2 cups organic buckwheat flour
2 tsp. baking soda
1 tsp. sea salt
1 can organic coconut milk OR 2 cups of milk of your choosing
2 Tbsp. maple syrup
2 Tbsp. organic canola oil + more for for the pan
Jubilee Blues Blueberries
Mix together the flour, baking soda, and sea salt in a medium mixing bowl.
In another bowl, beat together the coconut milk, eggs, maple syrup, and canola oil. Once thoroughly mixed, add this liquid mixture to the dry mixture.
Stir until the batter is mostly smooth. Then set it aside for 10 minutes to allow the flour to fully absorb the liquid ingredients.
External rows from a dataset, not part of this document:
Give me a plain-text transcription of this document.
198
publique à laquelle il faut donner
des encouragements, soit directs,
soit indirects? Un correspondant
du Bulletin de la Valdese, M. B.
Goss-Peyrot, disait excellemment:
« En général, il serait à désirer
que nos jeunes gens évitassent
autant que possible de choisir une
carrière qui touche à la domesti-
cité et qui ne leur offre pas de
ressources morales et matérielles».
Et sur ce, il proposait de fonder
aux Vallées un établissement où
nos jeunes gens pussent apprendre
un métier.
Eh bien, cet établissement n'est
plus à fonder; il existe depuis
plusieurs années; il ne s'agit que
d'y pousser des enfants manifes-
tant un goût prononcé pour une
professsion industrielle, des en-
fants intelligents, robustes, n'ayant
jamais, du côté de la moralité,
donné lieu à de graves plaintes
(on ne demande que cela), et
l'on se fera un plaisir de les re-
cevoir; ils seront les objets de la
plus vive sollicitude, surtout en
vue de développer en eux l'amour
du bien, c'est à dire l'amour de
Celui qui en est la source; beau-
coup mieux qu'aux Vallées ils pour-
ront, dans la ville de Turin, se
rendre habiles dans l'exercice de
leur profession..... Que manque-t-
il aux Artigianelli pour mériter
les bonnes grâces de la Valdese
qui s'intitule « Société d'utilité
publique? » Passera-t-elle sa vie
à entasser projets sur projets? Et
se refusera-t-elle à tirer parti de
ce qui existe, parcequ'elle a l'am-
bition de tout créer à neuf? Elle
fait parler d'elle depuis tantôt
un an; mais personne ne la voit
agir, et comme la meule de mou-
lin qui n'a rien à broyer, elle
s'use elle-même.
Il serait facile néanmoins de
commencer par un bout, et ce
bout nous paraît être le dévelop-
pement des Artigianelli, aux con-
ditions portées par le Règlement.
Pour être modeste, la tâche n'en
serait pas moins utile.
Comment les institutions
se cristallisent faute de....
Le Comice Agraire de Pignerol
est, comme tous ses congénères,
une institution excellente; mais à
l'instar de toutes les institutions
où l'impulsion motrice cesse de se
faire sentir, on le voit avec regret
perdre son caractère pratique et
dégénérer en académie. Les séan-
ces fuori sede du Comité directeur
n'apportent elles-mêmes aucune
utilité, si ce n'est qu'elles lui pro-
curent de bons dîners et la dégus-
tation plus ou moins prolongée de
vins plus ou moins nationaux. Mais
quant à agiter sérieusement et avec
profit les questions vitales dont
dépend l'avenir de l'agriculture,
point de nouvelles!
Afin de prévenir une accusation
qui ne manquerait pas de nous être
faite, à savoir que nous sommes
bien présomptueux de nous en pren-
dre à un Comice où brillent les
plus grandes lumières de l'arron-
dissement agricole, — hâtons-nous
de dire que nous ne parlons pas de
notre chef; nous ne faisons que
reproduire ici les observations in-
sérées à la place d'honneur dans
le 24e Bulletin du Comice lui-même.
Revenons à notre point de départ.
Preheat a cast iron skillet on medium heat for 5 minutes. Add some oil for frying the pancakes.
Pour ¼ cup of the batter per pancake onto your preheated skillet, pan, or griddle.
Cook the pancakes for 1½ minutes per side, flipping when bubbles begin to burst at the surface and the edges begin to look cooked. Add blueberries before you flip!
Top with peach butter, mango, whipped cream, and more blueberries!!